Date of Award

2016

Document Type

Open Access Dissertation

Department

Computer Science and Engineering

Sub-Department

College of Engineering and Computing

First Advisor

Csilla Farkas

Abstract

Our aim is to provide efficient partitioning and allocation of data for web service compositions. Web service compositions are represented as partial order database transactions. We accommodate a variety of transaction types, such as read-only and write-oriented transactions, to support workloads in cloud environments. We introduce an approach that partitions and allocates small units of data, called micropartitions, to multiple database nodes. Each database node stores only the data needed to support a specific workload. Transactions are routed directly to the appropriate data nodes. Our approach guarantees serializability and efficient execution.

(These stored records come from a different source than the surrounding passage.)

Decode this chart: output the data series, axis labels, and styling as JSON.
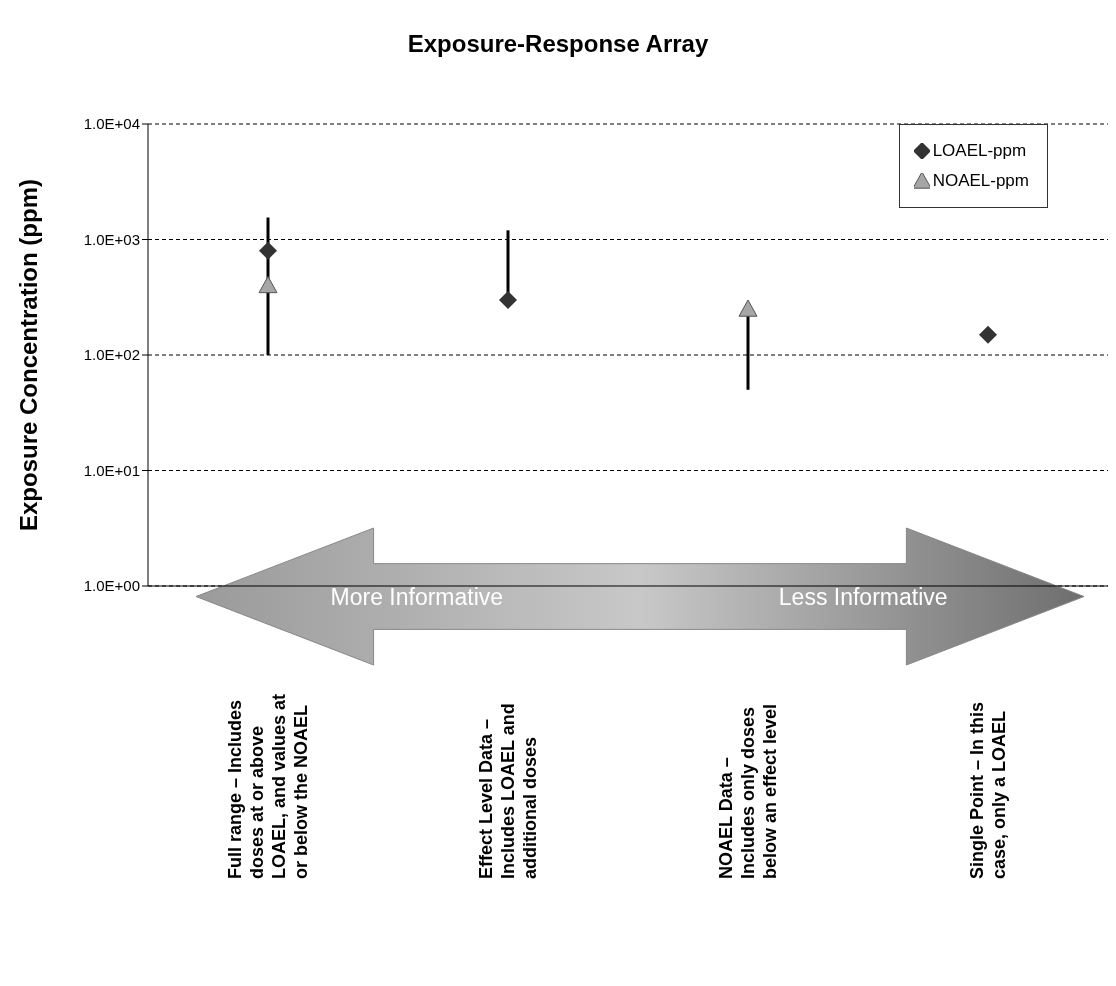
{
  "chart_data": {
    "type": "scatter",
    "title": "Exposure-Response Array",
    "ylabel": "Exposure Concentration (ppm)",
    "categories": [
      "Full range – Includes\ndoses at or above\nLOAEL, and values at\nor below the  NOAEL",
      "Effect Level Data –\nIncludes LOAEL and\nadditional doses",
      "NOAEL Data –\nIncludes only doses\nbelow an effect level",
      "Single Point – In this\ncase, only a LOAEL"
    ],
    "series": [
      {
        "name": "LOAEL-ppm",
        "color": "#333333",
        "marker": "diamond",
        "values": [
          800,
          300,
          null,
          150
        ],
        "errors": [
          [
            100,
            1550
          ],
          [
            300,
            1200
          ],
          null,
          null
        ]
      },
      {
        "name": "NOAEL-ppm",
        "color": "#a6a6a6",
        "marker": "triangle",
        "values": [
          400,
          null,
          250,
          null
        ],
        "errors": [
          null,
          null,
          [
            50,
            250
          ],
          null
        ]
      }
    ],
    "log": "y",
    "ylim": [
      1,
      10000
    ],
    "yticks": [
      {
        "value": 1,
        "label": "1.0E+00"
      },
      {
        "value": 10,
        "label": "1.0E+01"
      },
      {
        "value": 100,
        "label": "1.0E+02"
      },
      {
        "value": 1000,
        "label": "1.0E+03"
      },
      {
        "value": 10000,
        "label": "1.0E+04"
      }
    ],
    "grid": "y",
    "legend": "top right",
    "annotations": [
      "More Informative",
      "Less Informative"
    ]
  }
}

In Phase 1, we cluster transactions based on data requirements. We associate each cluster with an abstract query definition. An abstract query represents the minimal data requirement that would satisfy all the queries that belong to a given cluster. A micropartition is generated by executing the abstract query on the original database.

We show that our abstract query definition is complete and minimal. Intuitively, completeness means that all queries of the corresponding cluster can be correctly answered using the micropartition generated from the abstract query. The minimality property means that no smaller partition of the data can satisfy all of the queries in the cluster.

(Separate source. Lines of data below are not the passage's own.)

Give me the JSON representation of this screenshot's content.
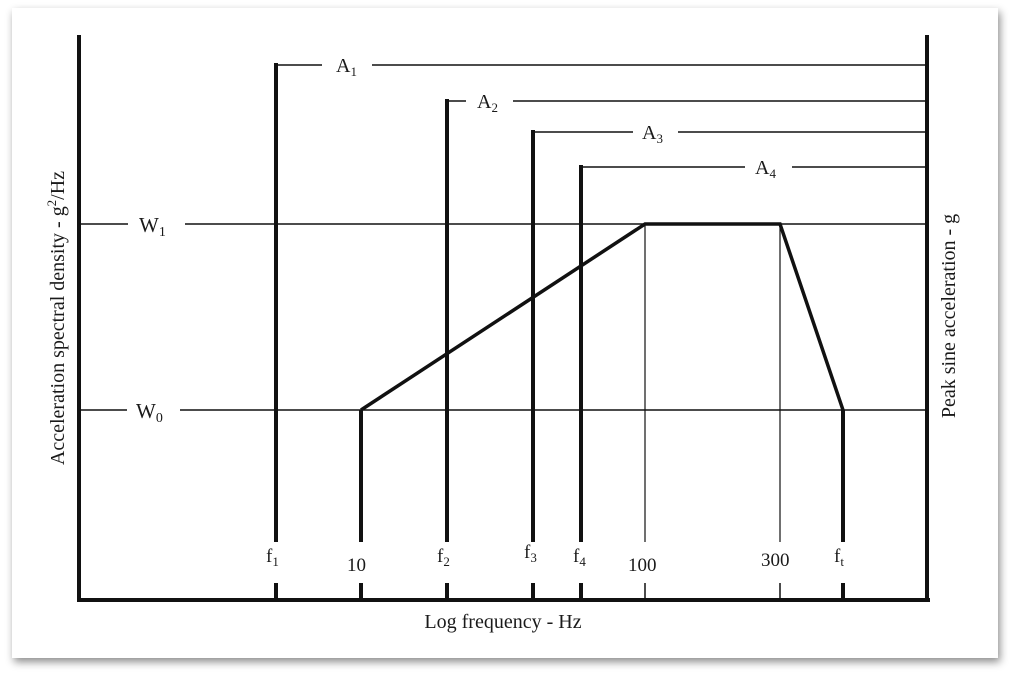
{
  "diagram": {
    "y_axis_left_label": "Acceleration spectral density - g",
    "y_axis_left_unit_sup": "2",
    "y_axis_left_unit_tail": "/Hz",
    "y_axis_right_label": "Peak sine acceleration - g",
    "x_axis_label": "Log frequency - Hz",
    "level_labels": {
      "w1": {
        "base": "W",
        "sub": "1"
      },
      "w0": {
        "base": "W",
        "sub": "0"
      }
    },
    "amplitude_labels": [
      {
        "base": "A",
        "sub": "1"
      },
      {
        "base": "A",
        "sub": "2"
      },
      {
        "base": "A",
        "sub": "3"
      },
      {
        "base": "A",
        "sub": "4"
      }
    ],
    "freq_labels": {
      "f1": {
        "base": "f",
        "sub": "1"
      },
      "ten": "10",
      "f2": {
        "base": "f",
        "sub": "2"
      },
      "f3": {
        "base": "f",
        "sub": "3"
      },
      "f4": {
        "base": "f",
        "sub": "4"
      },
      "hundred": "100",
      "three_hundred": "300",
      "ft": {
        "base": "f",
        "sub": "t"
      }
    }
  }
}
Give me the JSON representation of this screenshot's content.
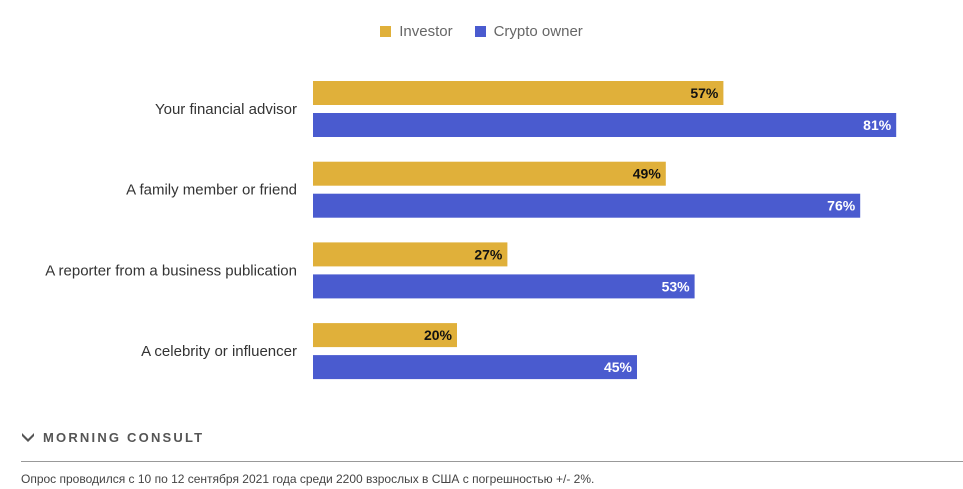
{
  "chart_data": {
    "type": "bar",
    "orientation": "horizontal",
    "categories": [
      "Your financial advisor",
      "A family member or friend",
      "A reporter from a business publication",
      "A celebrity or influencer"
    ],
    "series": [
      {
        "name": "Investor",
        "color": "#E0B03A",
        "values": [
          57,
          49,
          27,
          20
        ],
        "labels": [
          "57%",
          "49%",
          "27%",
          "20%"
        ]
      },
      {
        "name": "Crypto owner",
        "color": "#4A5BCF",
        "values": [
          81,
          76,
          53,
          45
        ],
        "labels": [
          "81%",
          "76%",
          "53%",
          "45%"
        ]
      }
    ],
    "xlim": [
      0,
      100
    ],
    "legend_position": "top-center",
    "grid": false
  },
  "brand": {
    "name": "MORNING CONSULT",
    "mark": "M-logo-icon"
  },
  "footnote": "Опрос проводился с 10 по 12 сентября 2021 года среди 2200 взрослых в США с погрешностью +/- 2%."
}
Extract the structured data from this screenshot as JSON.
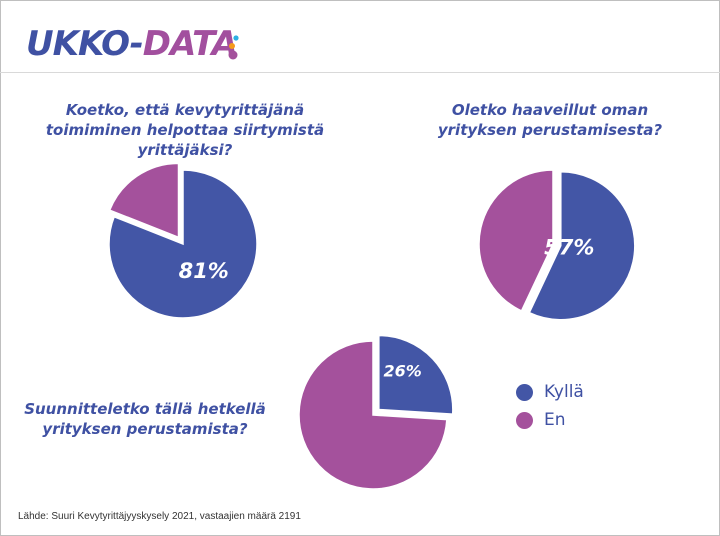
{
  "logo": {
    "part1": "UKKO-",
    "part2": "DATA"
  },
  "colors": {
    "kylla": "#4356a6",
    "en": "#a4519c",
    "logo_dot_blue": "#2bb0e3",
    "logo_dot_orange": "#f59a1b",
    "logo_dot_purple": "#a4519c"
  },
  "legend": {
    "position": "right",
    "items": [
      {
        "label": "Kyllä",
        "color": "#4356a6"
      },
      {
        "label": "En",
        "color": "#a4519c"
      }
    ]
  },
  "chart_data": [
    {
      "type": "pie",
      "title": "Koetko, että kevytyrittäjänä toimiminen helpottaa siirtymistä yrittäjäksi?",
      "slices": [
        {
          "name": "Kyllä",
          "value": 81,
          "label": "81%",
          "color": "#4356a6",
          "exploded": false
        },
        {
          "name": "En",
          "value": 19,
          "label": "",
          "color": "#a4519c",
          "exploded": true
        }
      ]
    },
    {
      "type": "pie",
      "title": "Oletko haaveillut oman yrityksen perustamisesta?",
      "slices": [
        {
          "name": "Kyllä",
          "value": 57,
          "label": "57%",
          "color": "#4356a6",
          "exploded": true
        },
        {
          "name": "En",
          "value": 43,
          "label": "",
          "color": "#a4519c",
          "exploded": false
        }
      ]
    },
    {
      "type": "pie",
      "title": "Suunnitteletko tällä hetkellä yrityksen perustamista?",
      "slices": [
        {
          "name": "Kyllä",
          "value": 26,
          "label": "26%",
          "color": "#4356a6",
          "exploded": true
        },
        {
          "name": "En",
          "value": 74,
          "label": "",
          "color": "#a4519c",
          "exploded": false
        }
      ]
    }
  ],
  "source": "Lähde: Suuri Kevytyrittäjyyskysely 2021, vastaajien määrä 2191"
}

We also aim to support efficient web services execution. Our approach reduces the number of data accesses to distributed data. We also aim to limit the number of replica updates. Our empirical results show that the partitioning approach improves data access efficiency over standard partitioning of data.

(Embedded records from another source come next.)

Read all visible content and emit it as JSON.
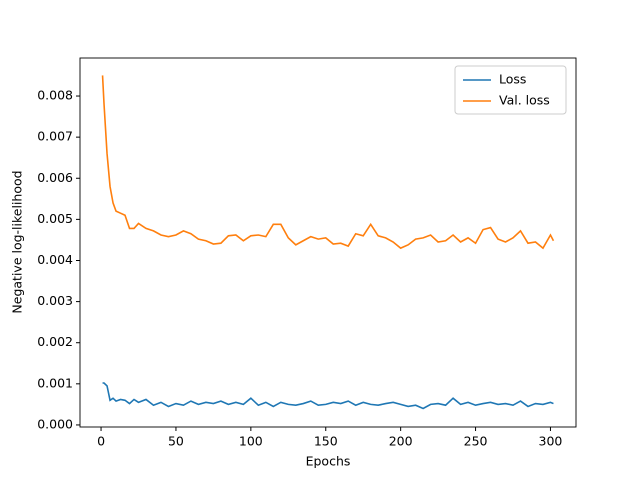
{
  "chart_data": {
    "type": "line",
    "xlabel": "Epochs",
    "ylabel": "Negative log-likelihood",
    "x": [
      1,
      2,
      4,
      6,
      8,
      10,
      13,
      16,
      19,
      22,
      25,
      30,
      35,
      40,
      45,
      50,
      55,
      60,
      65,
      70,
      75,
      80,
      85,
      90,
      95,
      100,
      105,
      110,
      115,
      120,
      125,
      130,
      135,
      140,
      145,
      150,
      155,
      160,
      165,
      170,
      175,
      180,
      185,
      190,
      195,
      200,
      205,
      210,
      215,
      220,
      225,
      230,
      235,
      240,
      245,
      250,
      255,
      260,
      265,
      270,
      275,
      280,
      285,
      290,
      295,
      300,
      302
    ],
    "series": [
      {
        "name": "Loss",
        "color": "#1f77b4",
        "values": [
          0.00102,
          0.00102,
          0.00095,
          0.0006,
          0.00065,
          0.00058,
          0.00062,
          0.0006,
          0.00052,
          0.00062,
          0.00055,
          0.00062,
          0.00048,
          0.00055,
          0.00045,
          0.00052,
          0.00048,
          0.00058,
          0.0005,
          0.00055,
          0.00052,
          0.00058,
          0.0005,
          0.00055,
          0.0005,
          0.00065,
          0.00048,
          0.00055,
          0.00045,
          0.00055,
          0.0005,
          0.00048,
          0.00052,
          0.00058,
          0.00048,
          0.0005,
          0.00055,
          0.00052,
          0.00058,
          0.00048,
          0.00055,
          0.0005,
          0.00048,
          0.00052,
          0.00055,
          0.0005,
          0.00045,
          0.00048,
          0.0004,
          0.0005,
          0.00052,
          0.00048,
          0.00065,
          0.0005,
          0.00055,
          0.00048,
          0.00052,
          0.00055,
          0.0005,
          0.00052,
          0.00048,
          0.00058,
          0.00045,
          0.00052,
          0.0005,
          0.00055,
          0.00052
        ]
      },
      {
        "name": "Val. loss",
        "color": "#ff7f0e",
        "values": [
          0.0085,
          0.0078,
          0.0066,
          0.0058,
          0.0054,
          0.0052,
          0.00515,
          0.0051,
          0.00478,
          0.00478,
          0.0049,
          0.00478,
          0.00472,
          0.00462,
          0.00458,
          0.00462,
          0.00472,
          0.00465,
          0.00452,
          0.00448,
          0.0044,
          0.00442,
          0.0046,
          0.00462,
          0.00448,
          0.0046,
          0.00462,
          0.00458,
          0.00488,
          0.00488,
          0.00455,
          0.00438,
          0.00448,
          0.00458,
          0.00452,
          0.00455,
          0.0044,
          0.00442,
          0.00435,
          0.00465,
          0.0046,
          0.00488,
          0.0046,
          0.00455,
          0.00445,
          0.0043,
          0.00438,
          0.00452,
          0.00455,
          0.00462,
          0.00445,
          0.00448,
          0.00462,
          0.00445,
          0.00455,
          0.00442,
          0.00475,
          0.0048,
          0.00452,
          0.00445,
          0.00455,
          0.00472,
          0.00442,
          0.00445,
          0.0043,
          0.00462,
          0.00448
        ]
      }
    ],
    "xlim": [
      -14.05,
      317.05
    ],
    "xticks": [
      0,
      50,
      100,
      150,
      200,
      250,
      300
    ],
    "ylim": [
      -5e-05,
      0.008925
    ],
    "yticks": [
      {
        "value": 0,
        "label": "0.000"
      },
      {
        "value": 0.001,
        "label": "0.001"
      },
      {
        "value": 0.002,
        "label": "0.002"
      },
      {
        "value": 0.003,
        "label": "0.003"
      },
      {
        "value": 0.004,
        "label": "0.004"
      },
      {
        "value": 0.005,
        "label": "0.005"
      },
      {
        "value": 0.006,
        "label": "0.006"
      },
      {
        "value": 0.007,
        "label": "0.007"
      },
      {
        "value": 0.008,
        "label": "0.008"
      }
    ],
    "legend": "upper right",
    "grid": false
  }
}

In Phase 2, we investigate the performance improvement via parallel execution.Based on the data allocation achieved in Phase I, we develop a scheduling approach. Our approach guarantees serializability while efficiently exploiting parallel execution of web services.

We achieve conflict serializability by scheduling conflicting operations in a predefined order. This order is based on the calculation of a minimal delay requirement. We use this delay to schedule services to preserve serializability without the traditional locking mechanisms.